Since the Osorio days, El Tri hasn’t made notable efforts to enhance team’s mental strength
A preview of sorts ahead of El Tri's Nations League semis match against the USMNT
After the 7-0 defeat against Chile in 2016, Juan Carlos Osorio needed to find solutions after a defeat that almost cost him the México job. It was clear that at that stage of his tenure, he had won over most of the main players of the national team. Many of them, like Chicharito Hernández, had bought into his idea. More importantly, although the loss continues to be one of the most brutal to this day, that team didn’t shy away from facing the media and confirming their conviction in Osorio’s plan.
Osorio’s main move was to include Imanol Ibarrondo into the coaching staff. Ibarrondo worked with El Tri through the 2018 World Cup. Ibarrondo’s title was that of El Tri’s mental coach, and in an interview with the late Grant Wahl, he explained his role in the Mexican national team. “My work is a job of accompaniment,” Ibarrondo said in Spanish. “I accompany others and help them transform themselves, to help convert them into people who deserve extraordinary results.
“This requires a process of change and transformation. It requires that players and teams take consciousness of what they’re doing, thinking and feeling—of their relationships and conversations. Of their connections that are important for the team.”
In that same article, Osorio shared his thoughts on how the team lacked mental preparation to face the debacle against Chile. Osorio described that he didn’t have a Plan B or Plan C. He couldn’t react as El Tri suffered one of their heaviest defeats.
He saw it important to build the team’s mental strength. “Most coaches prefer not to even bother reading about the mind, the brain and the emotions and just say, ‘Football is football, it’s just a game,’” Osorio said to Wahl. “But at the end of the day, it’s a game played by human beings full of emotions. And those emotions are [feeding] the decisions that they take in the game.”
It is unknown what the FMF has done since Osorio and Ibarrondo left. Did they prolong the work left behind?

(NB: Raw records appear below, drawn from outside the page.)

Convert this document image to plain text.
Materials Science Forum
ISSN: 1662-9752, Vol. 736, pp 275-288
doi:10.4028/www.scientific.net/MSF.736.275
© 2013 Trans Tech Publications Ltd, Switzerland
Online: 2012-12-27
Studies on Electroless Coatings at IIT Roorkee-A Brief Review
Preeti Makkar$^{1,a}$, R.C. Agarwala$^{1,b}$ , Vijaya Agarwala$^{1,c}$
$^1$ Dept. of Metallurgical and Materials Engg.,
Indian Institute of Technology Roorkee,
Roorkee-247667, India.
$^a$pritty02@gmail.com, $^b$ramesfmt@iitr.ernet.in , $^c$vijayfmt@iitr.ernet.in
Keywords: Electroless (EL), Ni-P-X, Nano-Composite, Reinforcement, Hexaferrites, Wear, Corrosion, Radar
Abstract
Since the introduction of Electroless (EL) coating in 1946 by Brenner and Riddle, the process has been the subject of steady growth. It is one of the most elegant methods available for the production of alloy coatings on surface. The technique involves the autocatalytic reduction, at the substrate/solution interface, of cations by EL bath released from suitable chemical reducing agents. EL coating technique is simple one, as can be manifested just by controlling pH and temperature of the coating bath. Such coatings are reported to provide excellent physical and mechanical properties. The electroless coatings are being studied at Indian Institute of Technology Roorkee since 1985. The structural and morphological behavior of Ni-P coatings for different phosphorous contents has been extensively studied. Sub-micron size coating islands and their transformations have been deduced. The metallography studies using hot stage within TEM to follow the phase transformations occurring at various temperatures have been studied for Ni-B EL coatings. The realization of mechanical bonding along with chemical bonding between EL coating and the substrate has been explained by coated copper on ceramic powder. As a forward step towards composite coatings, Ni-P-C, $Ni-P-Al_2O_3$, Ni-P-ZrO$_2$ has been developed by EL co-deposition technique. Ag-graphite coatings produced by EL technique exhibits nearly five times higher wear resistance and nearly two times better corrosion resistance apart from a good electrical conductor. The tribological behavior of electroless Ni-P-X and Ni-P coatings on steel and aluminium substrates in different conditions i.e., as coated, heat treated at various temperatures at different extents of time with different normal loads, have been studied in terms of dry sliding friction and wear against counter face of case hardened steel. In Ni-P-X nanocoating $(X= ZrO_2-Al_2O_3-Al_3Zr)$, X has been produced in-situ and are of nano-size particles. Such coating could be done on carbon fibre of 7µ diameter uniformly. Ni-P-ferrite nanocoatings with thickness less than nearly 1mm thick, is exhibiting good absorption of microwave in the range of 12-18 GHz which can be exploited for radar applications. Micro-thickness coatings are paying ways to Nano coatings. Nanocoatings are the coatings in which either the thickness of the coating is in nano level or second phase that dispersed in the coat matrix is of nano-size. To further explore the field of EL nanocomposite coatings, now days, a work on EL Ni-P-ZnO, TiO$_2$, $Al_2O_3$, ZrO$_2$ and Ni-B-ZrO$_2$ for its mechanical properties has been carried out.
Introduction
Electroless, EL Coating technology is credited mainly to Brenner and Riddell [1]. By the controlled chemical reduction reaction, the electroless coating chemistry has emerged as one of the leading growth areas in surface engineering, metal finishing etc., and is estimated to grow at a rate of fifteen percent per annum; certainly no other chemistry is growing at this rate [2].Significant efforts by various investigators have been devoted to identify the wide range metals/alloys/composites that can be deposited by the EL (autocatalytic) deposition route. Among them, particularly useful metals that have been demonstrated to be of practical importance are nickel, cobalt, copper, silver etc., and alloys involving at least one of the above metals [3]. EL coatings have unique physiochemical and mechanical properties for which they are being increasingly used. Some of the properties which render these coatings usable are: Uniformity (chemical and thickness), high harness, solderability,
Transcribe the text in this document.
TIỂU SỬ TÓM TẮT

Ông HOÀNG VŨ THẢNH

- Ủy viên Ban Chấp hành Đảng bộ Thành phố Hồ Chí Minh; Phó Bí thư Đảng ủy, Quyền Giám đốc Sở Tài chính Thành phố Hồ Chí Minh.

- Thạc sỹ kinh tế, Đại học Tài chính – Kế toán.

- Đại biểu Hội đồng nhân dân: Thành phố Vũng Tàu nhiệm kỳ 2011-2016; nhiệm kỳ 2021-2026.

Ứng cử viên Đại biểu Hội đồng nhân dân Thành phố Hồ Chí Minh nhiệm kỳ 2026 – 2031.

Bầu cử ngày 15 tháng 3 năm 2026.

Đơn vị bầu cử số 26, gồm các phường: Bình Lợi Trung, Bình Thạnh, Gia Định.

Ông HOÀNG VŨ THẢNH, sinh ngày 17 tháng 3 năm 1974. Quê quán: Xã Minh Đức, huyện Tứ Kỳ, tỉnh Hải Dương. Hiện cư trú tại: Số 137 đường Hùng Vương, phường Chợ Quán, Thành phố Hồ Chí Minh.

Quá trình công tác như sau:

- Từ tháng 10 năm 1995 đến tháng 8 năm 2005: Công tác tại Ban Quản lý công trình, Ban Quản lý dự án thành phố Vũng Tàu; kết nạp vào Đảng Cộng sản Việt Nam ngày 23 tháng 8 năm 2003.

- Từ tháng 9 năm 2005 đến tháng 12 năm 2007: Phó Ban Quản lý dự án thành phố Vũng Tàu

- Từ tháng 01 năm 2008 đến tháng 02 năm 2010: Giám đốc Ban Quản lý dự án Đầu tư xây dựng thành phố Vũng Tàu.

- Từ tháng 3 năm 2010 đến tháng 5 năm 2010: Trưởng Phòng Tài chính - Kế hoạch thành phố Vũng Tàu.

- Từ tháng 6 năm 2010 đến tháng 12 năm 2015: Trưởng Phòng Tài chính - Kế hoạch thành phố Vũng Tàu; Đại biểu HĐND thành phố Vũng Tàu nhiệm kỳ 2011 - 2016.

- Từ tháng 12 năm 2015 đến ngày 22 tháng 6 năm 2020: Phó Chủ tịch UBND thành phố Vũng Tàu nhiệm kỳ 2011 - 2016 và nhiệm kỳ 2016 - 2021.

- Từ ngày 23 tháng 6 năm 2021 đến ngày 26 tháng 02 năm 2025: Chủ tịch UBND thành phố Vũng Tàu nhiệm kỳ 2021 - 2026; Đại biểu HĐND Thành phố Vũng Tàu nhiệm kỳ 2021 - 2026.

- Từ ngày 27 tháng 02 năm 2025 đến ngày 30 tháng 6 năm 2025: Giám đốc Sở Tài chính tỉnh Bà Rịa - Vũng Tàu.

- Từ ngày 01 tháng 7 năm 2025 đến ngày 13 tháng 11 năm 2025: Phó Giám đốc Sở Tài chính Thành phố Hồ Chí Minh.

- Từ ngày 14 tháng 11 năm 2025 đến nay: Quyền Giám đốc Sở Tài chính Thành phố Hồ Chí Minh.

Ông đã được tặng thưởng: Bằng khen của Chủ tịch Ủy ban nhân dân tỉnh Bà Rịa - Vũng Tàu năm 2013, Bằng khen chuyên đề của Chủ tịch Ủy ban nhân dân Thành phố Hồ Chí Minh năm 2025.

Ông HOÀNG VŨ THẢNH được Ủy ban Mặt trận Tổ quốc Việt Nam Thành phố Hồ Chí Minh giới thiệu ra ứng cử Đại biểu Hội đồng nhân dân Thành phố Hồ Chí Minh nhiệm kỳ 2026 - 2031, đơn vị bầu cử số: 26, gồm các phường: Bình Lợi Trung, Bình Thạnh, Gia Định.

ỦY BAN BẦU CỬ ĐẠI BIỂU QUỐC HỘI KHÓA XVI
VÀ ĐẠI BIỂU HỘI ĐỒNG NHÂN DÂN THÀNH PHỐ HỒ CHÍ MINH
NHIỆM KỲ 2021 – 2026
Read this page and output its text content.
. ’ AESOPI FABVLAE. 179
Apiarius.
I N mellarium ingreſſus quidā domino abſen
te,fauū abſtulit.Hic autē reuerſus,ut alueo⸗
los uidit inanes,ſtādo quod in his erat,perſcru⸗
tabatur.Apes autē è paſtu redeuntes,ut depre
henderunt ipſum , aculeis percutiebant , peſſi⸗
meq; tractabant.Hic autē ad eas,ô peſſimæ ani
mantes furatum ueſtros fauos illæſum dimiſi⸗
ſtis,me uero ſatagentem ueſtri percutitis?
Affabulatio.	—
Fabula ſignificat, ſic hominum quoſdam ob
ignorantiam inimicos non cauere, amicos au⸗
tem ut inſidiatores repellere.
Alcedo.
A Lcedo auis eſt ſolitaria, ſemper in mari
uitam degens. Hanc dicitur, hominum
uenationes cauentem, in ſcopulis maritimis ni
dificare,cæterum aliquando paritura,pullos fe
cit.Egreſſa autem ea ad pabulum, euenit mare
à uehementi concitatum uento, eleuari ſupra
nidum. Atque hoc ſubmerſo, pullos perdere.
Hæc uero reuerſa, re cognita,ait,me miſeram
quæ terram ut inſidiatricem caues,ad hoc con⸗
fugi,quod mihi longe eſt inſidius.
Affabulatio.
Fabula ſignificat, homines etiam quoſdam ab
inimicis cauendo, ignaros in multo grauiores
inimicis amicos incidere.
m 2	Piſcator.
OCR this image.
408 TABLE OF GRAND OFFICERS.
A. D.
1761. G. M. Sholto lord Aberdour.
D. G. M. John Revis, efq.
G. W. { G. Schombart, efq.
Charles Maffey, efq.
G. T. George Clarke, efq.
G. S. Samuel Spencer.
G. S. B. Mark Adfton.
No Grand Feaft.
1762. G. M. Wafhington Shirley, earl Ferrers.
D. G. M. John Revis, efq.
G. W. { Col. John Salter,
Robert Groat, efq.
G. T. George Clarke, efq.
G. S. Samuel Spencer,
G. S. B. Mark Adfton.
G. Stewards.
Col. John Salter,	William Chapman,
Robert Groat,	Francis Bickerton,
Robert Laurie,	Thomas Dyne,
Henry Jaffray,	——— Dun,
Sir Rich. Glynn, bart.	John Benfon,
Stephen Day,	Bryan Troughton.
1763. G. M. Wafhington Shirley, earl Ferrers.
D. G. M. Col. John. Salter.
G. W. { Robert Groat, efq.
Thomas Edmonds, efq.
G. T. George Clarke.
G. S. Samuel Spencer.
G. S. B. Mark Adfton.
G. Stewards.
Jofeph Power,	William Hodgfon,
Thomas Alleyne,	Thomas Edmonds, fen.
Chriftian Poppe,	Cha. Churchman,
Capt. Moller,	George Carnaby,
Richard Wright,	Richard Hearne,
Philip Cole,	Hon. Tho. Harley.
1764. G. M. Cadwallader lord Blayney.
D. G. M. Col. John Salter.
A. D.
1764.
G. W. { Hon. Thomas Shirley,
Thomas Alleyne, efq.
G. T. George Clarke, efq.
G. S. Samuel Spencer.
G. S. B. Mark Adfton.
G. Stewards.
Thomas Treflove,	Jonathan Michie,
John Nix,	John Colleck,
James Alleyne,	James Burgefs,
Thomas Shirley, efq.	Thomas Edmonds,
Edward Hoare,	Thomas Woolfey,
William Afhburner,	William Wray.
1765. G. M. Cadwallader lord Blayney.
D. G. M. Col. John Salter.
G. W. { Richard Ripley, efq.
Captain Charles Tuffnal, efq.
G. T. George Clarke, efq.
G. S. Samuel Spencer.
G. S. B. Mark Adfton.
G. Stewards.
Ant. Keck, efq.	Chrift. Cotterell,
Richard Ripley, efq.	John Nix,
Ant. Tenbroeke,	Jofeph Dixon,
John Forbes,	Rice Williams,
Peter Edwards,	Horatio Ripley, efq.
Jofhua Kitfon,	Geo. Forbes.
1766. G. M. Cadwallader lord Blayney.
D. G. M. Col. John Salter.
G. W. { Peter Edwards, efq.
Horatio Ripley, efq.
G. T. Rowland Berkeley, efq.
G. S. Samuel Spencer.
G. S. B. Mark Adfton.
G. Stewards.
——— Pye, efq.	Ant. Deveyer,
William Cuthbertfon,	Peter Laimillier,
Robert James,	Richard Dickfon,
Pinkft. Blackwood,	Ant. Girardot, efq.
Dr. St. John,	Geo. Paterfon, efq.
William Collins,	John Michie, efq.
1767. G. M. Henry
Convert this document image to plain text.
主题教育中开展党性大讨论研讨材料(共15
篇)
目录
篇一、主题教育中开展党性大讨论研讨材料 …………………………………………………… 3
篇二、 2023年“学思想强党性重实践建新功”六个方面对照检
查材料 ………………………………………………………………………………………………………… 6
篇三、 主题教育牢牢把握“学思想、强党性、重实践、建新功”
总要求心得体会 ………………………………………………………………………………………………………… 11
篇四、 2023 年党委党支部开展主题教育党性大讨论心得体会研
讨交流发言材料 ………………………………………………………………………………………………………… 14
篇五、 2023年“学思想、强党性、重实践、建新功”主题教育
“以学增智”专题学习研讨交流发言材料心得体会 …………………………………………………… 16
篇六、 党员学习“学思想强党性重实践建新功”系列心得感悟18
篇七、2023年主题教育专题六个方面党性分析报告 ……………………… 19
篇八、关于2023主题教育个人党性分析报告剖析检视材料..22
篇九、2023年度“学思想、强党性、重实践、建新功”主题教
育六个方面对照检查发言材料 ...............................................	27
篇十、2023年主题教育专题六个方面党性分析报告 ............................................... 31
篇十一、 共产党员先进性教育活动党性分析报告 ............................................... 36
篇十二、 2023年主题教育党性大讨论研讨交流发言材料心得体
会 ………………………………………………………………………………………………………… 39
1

Or did they totally botch it, considering that El Tri was eliminated in the Round of Sixteen just like in 1994, 1998, 2002, 2006, 2010 and 2014?
Lots of factors have to be considered to explain El Tri’s poor 2022 World Cup participation, but one of the main ones has to be that weak mental strength shown towards the end of the Gerardo “Tata” Martino era.
There was no punch in that team, with very few high peaks and lots of low ones. The team’s inability to beat Poland in that first group stage game and confusion against Argentina are concrete examples that the team didn’t have a clear idea of how to confront those matches. They didn’t have the conviction the team showed during the Osorio days.
Five consecutive winless games against the USMNT, which finished three points below El Tri in the last World Cup qualifiers, is the product of a mental block.
Diego Cocca and his coaching staff can provide all the information in the world to defeat the archrival, but if the players are not mentally prepared to handle the pressure that this game will provoke, El Tri will enter Thursday’s game without the necessary tools to end this negative streak.
Cocca’s calmness after the draw against Cameroon is a positive sign for the upcoming hours, and there seems to be a genuine desire from his part and coaching staff to win over the players, but with this game coming up, there’s not enough time to build a solid foundation.
How will the team manage the game if they’re up in the score, and how will the team react if they concede first? Their behavior in these scenarios will give us a better indication of where El Tri’s mental state stands.
If what we see Thursday night is something that looks like confusion, mixed with frustration and lack of leadership from the players on the pitch, then the alarming issues seen in Qatar will come back to haunt everybody.